What's more, in home-sales markets that have hit bottom, big players like Carrington might bid prices beyond the reach of low-income buyers, denying locals the chance to benefit from post-crash appreciation. Lower rates of home ownership can have negative affects on a community, too: According to a study published in the journal Housing Policy Debate, for instance, homeowners typically report higher self-esteem and happiness than renters. A study of homeowners in the New York City suburbs found that they were less likely than demographically similar renters to be crime victims.
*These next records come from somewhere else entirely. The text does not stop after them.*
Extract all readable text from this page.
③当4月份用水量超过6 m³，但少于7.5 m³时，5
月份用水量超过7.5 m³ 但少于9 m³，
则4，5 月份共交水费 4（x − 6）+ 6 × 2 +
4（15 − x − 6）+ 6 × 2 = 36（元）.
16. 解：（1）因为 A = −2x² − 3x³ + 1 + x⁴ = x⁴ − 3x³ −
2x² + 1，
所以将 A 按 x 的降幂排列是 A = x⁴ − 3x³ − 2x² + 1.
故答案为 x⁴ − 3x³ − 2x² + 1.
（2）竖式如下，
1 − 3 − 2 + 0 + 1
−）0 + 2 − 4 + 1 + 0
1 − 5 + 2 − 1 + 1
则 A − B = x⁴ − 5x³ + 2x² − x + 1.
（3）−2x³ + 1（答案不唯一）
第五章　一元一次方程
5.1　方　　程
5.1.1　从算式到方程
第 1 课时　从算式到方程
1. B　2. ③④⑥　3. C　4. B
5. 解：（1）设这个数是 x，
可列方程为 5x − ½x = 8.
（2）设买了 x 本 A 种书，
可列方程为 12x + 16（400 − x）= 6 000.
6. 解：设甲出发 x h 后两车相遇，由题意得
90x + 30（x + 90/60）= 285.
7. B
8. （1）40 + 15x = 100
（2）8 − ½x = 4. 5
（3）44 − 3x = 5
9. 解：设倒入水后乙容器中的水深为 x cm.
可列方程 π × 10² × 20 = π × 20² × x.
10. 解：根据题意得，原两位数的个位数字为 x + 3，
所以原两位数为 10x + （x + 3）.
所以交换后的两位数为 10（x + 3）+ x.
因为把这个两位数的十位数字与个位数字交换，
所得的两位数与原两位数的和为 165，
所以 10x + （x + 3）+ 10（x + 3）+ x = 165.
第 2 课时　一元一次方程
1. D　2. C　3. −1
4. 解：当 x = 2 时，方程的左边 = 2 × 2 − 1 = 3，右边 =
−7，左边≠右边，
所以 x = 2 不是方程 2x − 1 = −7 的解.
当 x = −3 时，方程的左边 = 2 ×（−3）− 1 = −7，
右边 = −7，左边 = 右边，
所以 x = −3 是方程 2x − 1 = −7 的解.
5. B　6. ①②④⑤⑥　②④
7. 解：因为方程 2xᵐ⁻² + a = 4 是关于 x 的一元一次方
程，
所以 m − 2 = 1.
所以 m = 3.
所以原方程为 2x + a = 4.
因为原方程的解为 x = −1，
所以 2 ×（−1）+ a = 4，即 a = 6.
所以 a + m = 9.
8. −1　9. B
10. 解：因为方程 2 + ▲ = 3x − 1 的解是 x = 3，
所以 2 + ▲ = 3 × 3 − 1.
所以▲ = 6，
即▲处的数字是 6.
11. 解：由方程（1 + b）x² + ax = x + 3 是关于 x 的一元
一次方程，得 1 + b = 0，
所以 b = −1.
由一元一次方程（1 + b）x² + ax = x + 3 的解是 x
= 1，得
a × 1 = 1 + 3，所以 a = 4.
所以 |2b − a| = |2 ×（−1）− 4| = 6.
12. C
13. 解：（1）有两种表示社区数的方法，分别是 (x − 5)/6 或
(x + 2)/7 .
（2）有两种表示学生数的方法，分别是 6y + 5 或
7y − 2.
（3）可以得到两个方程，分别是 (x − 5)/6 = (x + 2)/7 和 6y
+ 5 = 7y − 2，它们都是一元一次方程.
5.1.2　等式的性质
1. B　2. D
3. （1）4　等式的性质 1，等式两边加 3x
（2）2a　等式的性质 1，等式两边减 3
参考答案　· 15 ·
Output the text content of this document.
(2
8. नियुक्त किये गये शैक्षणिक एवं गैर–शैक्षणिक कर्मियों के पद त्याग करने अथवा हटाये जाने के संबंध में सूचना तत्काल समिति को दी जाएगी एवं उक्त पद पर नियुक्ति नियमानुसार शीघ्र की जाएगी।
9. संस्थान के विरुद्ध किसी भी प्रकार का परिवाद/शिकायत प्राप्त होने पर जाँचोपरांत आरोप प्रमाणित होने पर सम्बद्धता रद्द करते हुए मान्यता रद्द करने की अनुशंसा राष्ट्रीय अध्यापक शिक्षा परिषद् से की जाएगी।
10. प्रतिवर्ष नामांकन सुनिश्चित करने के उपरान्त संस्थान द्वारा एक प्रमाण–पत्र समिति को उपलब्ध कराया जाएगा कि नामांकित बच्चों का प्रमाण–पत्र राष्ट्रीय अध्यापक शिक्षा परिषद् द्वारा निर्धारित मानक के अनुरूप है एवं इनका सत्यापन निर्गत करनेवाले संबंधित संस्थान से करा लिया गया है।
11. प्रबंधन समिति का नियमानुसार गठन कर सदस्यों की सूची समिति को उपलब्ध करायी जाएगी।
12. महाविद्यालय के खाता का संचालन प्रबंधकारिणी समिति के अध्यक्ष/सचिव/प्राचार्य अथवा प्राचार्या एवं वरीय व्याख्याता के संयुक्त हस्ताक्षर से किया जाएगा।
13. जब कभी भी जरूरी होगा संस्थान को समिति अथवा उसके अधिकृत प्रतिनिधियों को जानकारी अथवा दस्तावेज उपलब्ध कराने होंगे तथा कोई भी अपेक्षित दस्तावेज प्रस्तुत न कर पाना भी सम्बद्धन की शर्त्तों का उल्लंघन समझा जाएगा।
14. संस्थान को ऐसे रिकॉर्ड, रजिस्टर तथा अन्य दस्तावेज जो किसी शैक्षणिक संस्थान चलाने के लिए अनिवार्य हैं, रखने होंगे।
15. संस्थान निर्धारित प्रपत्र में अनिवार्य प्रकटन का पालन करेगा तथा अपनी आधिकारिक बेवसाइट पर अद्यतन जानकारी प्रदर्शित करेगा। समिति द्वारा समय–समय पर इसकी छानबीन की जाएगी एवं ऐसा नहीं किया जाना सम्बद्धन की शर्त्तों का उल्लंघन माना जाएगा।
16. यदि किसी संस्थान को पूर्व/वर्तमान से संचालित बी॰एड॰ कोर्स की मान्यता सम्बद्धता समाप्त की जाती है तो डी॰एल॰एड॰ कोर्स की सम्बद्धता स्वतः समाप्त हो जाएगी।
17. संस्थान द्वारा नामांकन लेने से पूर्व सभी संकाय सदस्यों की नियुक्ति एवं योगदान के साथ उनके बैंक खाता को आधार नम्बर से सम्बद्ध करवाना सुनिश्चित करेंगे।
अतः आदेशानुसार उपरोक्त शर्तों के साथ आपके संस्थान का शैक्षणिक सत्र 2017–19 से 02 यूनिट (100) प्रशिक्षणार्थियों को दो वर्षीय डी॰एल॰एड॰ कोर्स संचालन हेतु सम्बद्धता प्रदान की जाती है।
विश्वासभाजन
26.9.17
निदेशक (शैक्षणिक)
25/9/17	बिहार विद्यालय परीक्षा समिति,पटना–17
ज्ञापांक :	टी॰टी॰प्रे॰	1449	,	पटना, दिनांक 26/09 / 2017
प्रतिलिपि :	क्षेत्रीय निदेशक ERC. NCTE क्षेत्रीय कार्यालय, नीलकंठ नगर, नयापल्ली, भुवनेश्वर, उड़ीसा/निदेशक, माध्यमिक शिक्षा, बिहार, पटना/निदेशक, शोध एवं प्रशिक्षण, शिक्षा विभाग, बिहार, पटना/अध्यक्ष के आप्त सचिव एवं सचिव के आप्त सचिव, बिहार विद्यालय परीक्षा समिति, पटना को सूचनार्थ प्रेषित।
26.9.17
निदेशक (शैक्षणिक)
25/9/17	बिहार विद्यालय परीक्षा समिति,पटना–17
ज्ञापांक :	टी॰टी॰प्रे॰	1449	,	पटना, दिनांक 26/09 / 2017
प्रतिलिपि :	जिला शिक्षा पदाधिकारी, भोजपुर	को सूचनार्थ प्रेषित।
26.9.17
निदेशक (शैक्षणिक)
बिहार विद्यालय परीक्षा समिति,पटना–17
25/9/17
Turning too many homes into rentals might even put a drag on the housing recovery. Numerous studies show that homeowners do more than renters to maintain and improve their properties and participate in neighborhood civic groups. The bottom line, says William Rohe, director of the Center for Urban and Regional Studies at the University of North Carolina at Chapel Hill, is that "if the ownership rates in neighborhoods go down, so will property values."
Some insiders have questioned whether Carrington's plan to rent out foreclosed homes is just another way to conceal its bad subprime bets. "Our feeling was that letting things pile up in [foreclosure] and then trying to rent out foreclosed homes was largely just forestalling the inevitable, and they were doing it because they owned [the riskiest] portions of the capital structure," an anonymous Carrington investor told American Banker.
But now that the stars of the rental and foreclosure industries have aligned, Carrington could end up in a better economic position than when it started. It has grown from a mere hedge fund into what its website describes as a "vertically integrated operating business that direct[s] every aspect of the life cycle of single-family assets," with its own real estate brokerage, mortgage origination and servicing firms, property management company, building restoration contractor, and marketing outfit. Converting foreclosures to rentals "is one of the best ideas to come along relative to the housing market in a long time," Sharga told industry website MortgageOrb last month.
At any rate, it seems like a good bet for Carrington.